An important goal of the treatment process is to help our clients “unlearn” old, ineffective and/or risky behaviors and “learn” new behaviors that can help them make pro-social choices and reach their personal life goals. The skills within the CBT framework are designed to help the client gain control over problematic behaviors, cope with unwelcomed feelings, and manage thoughts that drive risky behaviors. However, CBT is an approach that seeks to teach skills and strategies that the clients can use long after treatment has ended.

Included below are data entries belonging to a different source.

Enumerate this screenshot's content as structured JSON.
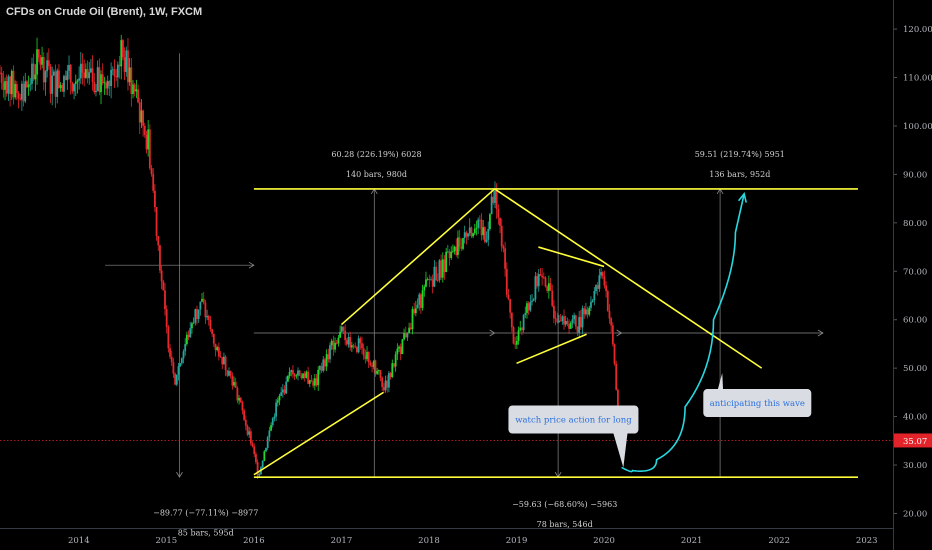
{
  "header": {
    "title": "CFDs on Crude Oil (Brent), 1W, FXCM"
  },
  "colors": {
    "up": "#26a69a",
    "up_bright": "#22d62a",
    "down": "#e8292c",
    "trend_line": "#ffff3a",
    "callout_arrow": "#29d7e0",
    "measure_line": "#8a8a8a",
    "price_tag": "#e2232a",
    "annotation_bg": "#d9dde3",
    "annotation_text": "#2b6fe0",
    "axis_text": "#b2b5be"
  },
  "chart_data": {
    "type": "candlestick",
    "symbol": "CFDs on Crude Oil (Brent)",
    "interval": "1W",
    "source": "FXCM",
    "x_ticks": [
      "2014",
      "2015",
      "2016",
      "2017",
      "2018",
      "2019",
      "2020",
      "2021",
      "2022",
      "2023"
    ],
    "y_ticks": [
      "120.00",
      "110.00",
      "100.00",
      "90.00",
      "80.00",
      "70.00",
      "60.00",
      "50.00",
      "40.00",
      "30.00",
      "20.00"
    ],
    "ylim": [
      17,
      126
    ],
    "xlim": [
      2013.1,
      2023.3
    ],
    "last_price": "35.07",
    "last_price_value": 35.07,
    "price_path": [
      [
        2013.1,
        111
      ],
      [
        2013.35,
        106
      ],
      [
        2013.55,
        114
      ],
      [
        2013.7,
        109
      ],
      [
        2013.95,
        110
      ],
      [
        2014.25,
        109
      ],
      [
        2014.5,
        115
      ],
      [
        2014.65,
        106
      ],
      [
        2014.8,
        96
      ],
      [
        2015.0,
        58
      ],
      [
        2015.1,
        48
      ],
      [
        2015.3,
        60
      ],
      [
        2015.4,
        64
      ],
      [
        2015.55,
        55
      ],
      [
        2015.75,
        48
      ],
      [
        2015.95,
        36
      ],
      [
        2016.05,
        28
      ],
      [
        2016.25,
        42
      ],
      [
        2016.45,
        50
      ],
      [
        2016.7,
        47
      ],
      [
        2016.9,
        55
      ],
      [
        2017.0,
        57
      ],
      [
        2017.25,
        54
      ],
      [
        2017.5,
        46
      ],
      [
        2017.75,
        58
      ],
      [
        2018.0,
        68
      ],
      [
        2018.3,
        74
      ],
      [
        2018.45,
        79
      ],
      [
        2018.65,
        78
      ],
      [
        2018.75,
        86
      ],
      [
        2018.85,
        73
      ],
      [
        2018.95,
        57
      ],
      [
        2019.0,
        55
      ],
      [
        2019.15,
        64
      ],
      [
        2019.3,
        71
      ],
      [
        2019.42,
        62
      ],
      [
        2019.55,
        60
      ],
      [
        2019.7,
        59
      ],
      [
        2019.85,
        64
      ],
      [
        2020.0,
        69
      ],
      [
        2020.08,
        58
      ],
      [
        2020.12,
        51
      ],
      [
        2020.16,
        39
      ],
      [
        2020.19,
        35.07
      ]
    ],
    "overlays": [
      {
        "kind": "horizontal-line",
        "y": 87,
        "x_from": 2016.0,
        "x_to": 2022.9
      },
      {
        "kind": "horizontal-line",
        "y": 27.5,
        "x_from": 2016.0,
        "x_to": 2022.9
      },
      {
        "kind": "trend-line",
        "from": [
          2016.0,
          28
        ],
        "to": [
          2017.48,
          45
        ]
      },
      {
        "kind": "trend-line",
        "from": [
          2017.0,
          59
        ],
        "to": [
          2018.75,
          87
        ]
      },
      {
        "kind": "trend-line",
        "from": [
          2018.75,
          87
        ],
        "to": [
          2021.8,
          50
        ]
      },
      {
        "kind": "trend-line",
        "from": [
          2019.25,
          75
        ],
        "to": [
          2020.0,
          71
        ]
      },
      {
        "kind": "trend-line",
        "from": [
          2019.0,
          51
        ],
        "to": [
          2019.8,
          57
        ]
      }
    ],
    "measurements": [
      {
        "from_x": 2014.3,
        "to_x": 2016.0,
        "from_y": 115,
        "to_y": 27.5,
        "label1": "−89.77 (−77.11%) −8977",
        "label2": "85 bars, 595d",
        "label_anchor": [
          2015.45,
          19.6
        ]
      },
      {
        "from_x": 2016.0,
        "to_x": 2018.75,
        "from_y": 27.5,
        "to_y": 87,
        "label1": "60.28 (226.19%) 6028",
        "label2": "140 bars, 980d",
        "label_anchor": [
          2017.4,
          93.6
        ]
      },
      {
        "from_x": 2018.75,
        "to_x": 2020.2,
        "from_y": 87,
        "to_y": 27.5,
        "label1": "−59.63 (−68.60%) −5963",
        "label2": "78 bars, 546d",
        "label_anchor": [
          2019.55,
          21.3
        ]
      },
      {
        "from_x": 2020.15,
        "to_x": 2022.5,
        "from_y": 27.5,
        "to_y": 87,
        "label1": "59.51 (219.74%) 5951",
        "label2": "136 bars, 952d",
        "label_anchor": [
          2021.55,
          93.6
        ]
      }
    ],
    "projection": [
      [
        2020.2,
        29.5
      ],
      [
        2020.45,
        28.2
      ],
      [
        2020.75,
        34
      ],
      [
        2021.1,
        50
      ],
      [
        2021.4,
        70
      ],
      [
        2021.6,
        86
      ]
    ],
    "annotations": [
      {
        "text": "watch price action for long",
        "anchor": [
          2019.65,
          39.4
        ]
      },
      {
        "text": "anticipating this wave",
        "anchor": [
          2021.75,
          42.8
        ]
      }
    ]
  }
}
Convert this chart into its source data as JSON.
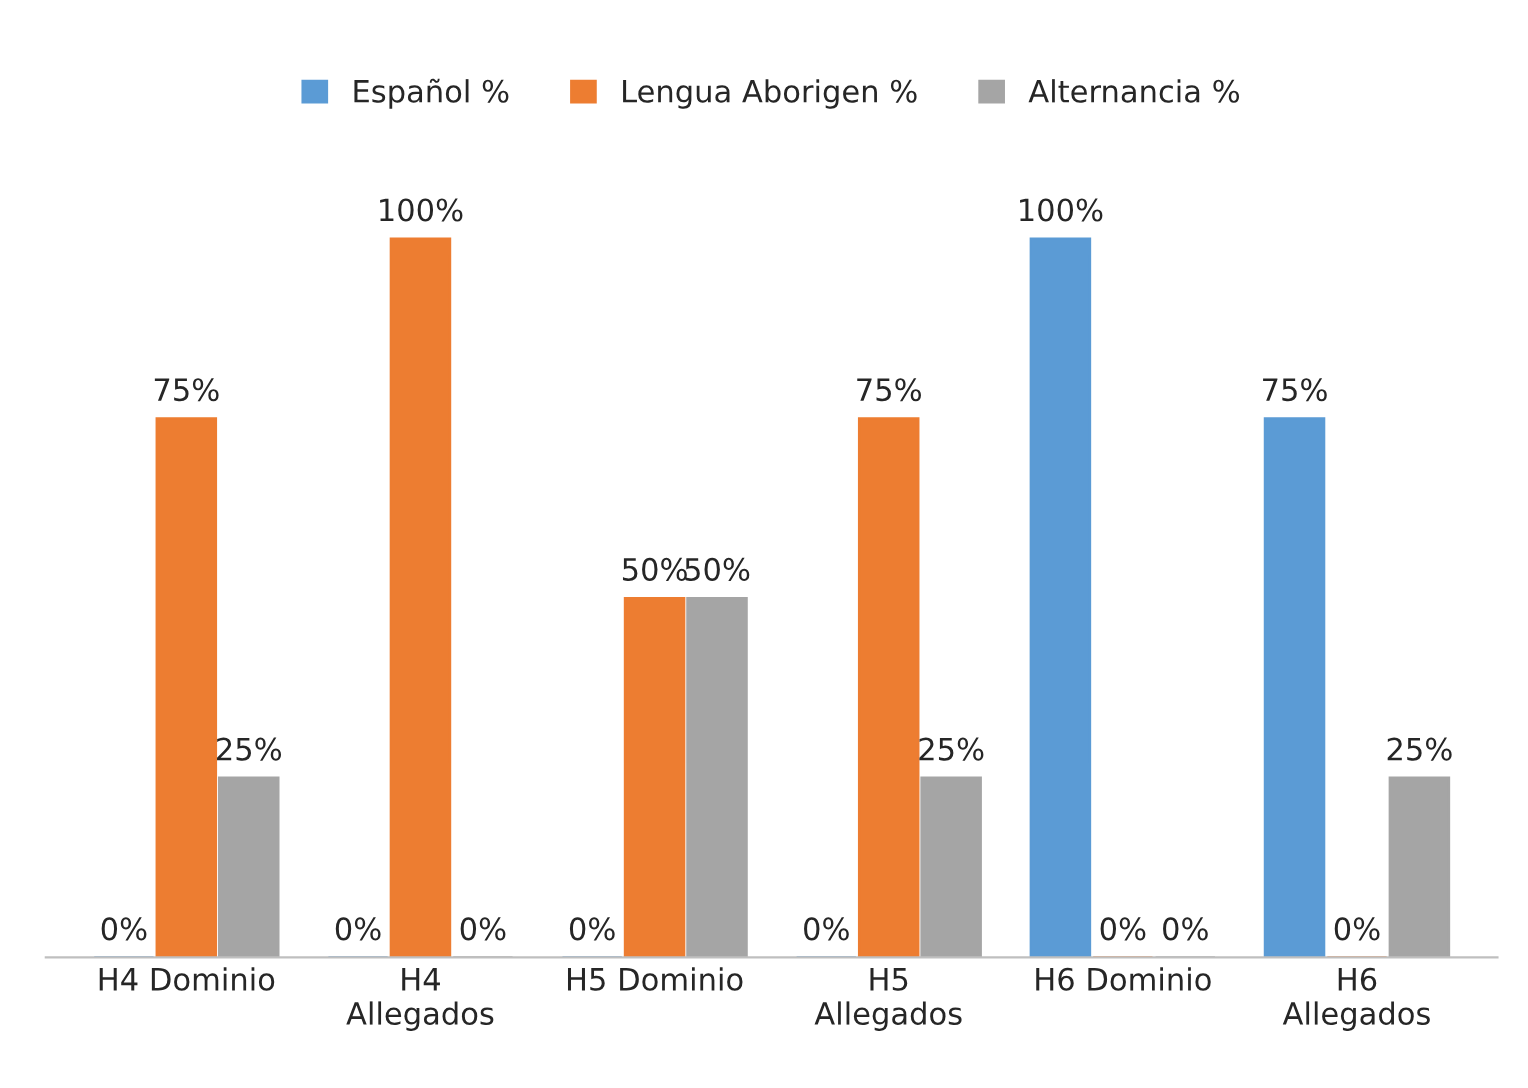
{
  "chart_data": {
    "type": "bar",
    "categories": [
      "H4 Dominio",
      "H4\nAllegados",
      "H5 Dominio",
      "H5\nAllegados",
      "H6 Dominio",
      "H6\nAllegados"
    ],
    "series": [
      {
        "name": "Español %",
        "color": "#5b9bd5",
        "values": [
          0,
          0,
          0,
          0,
          100,
          75
        ],
        "value_labels": [
          "0%",
          "0%",
          "0%",
          "0%",
          "100%",
          "75%"
        ]
      },
      {
        "name": "Lengua Aborigen %",
        "color": "#ed7d31",
        "values": [
          75,
          100,
          50,
          75,
          0,
          0
        ],
        "value_labels": [
          "75%",
          "100%",
          "50%",
          "75%",
          "0%",
          "0%"
        ]
      },
      {
        "name": "Alternancia %",
        "color": "#a5a5a5",
        "values": [
          25,
          0,
          50,
          25,
          0,
          25
        ],
        "value_labels": [
          "25%",
          "0%",
          "50%",
          "25%",
          "0%",
          "25%"
        ]
      }
    ],
    "legend": "top",
    "grid": false
  }
}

Problem-solving is one of the most important skills for successfully navigating the world in general. It involves both cognitive and behavioral abilities and relies on one’s capacity to think about the problem objectively, often identifying a variety of complex factors. Problem-solving is not effective when a person is reacting emotionally to a situation. In addition, instant gratification will often act as a barrier to effective problem solving. When thoughts and feelings are slowed down, the ability to analyze and evaluation possible alternative choices involved and link them to a desired outcome is greatly enhanced. The behavioral portion comes into play when the chosen approach to handling a given problem is put into action. In CBT clients will learn and practice steps to effective problem-solving.
Alpha’s use of CBT is intended to be delivered in a motivational style. This is accomplished through the use of Motivational Interviewing (MI). A primary goal of MI is to elicit change by helping clients explore and resolve ambivalence. Ambivalence refers to the condition of identifying with simultaneous and contradictory attitudes and/or feelings. This can lead to inaction as the individual sees the pros and cons of both sides of the situation and is, therefore, unable to make a decisions and maintain adherence to a change process.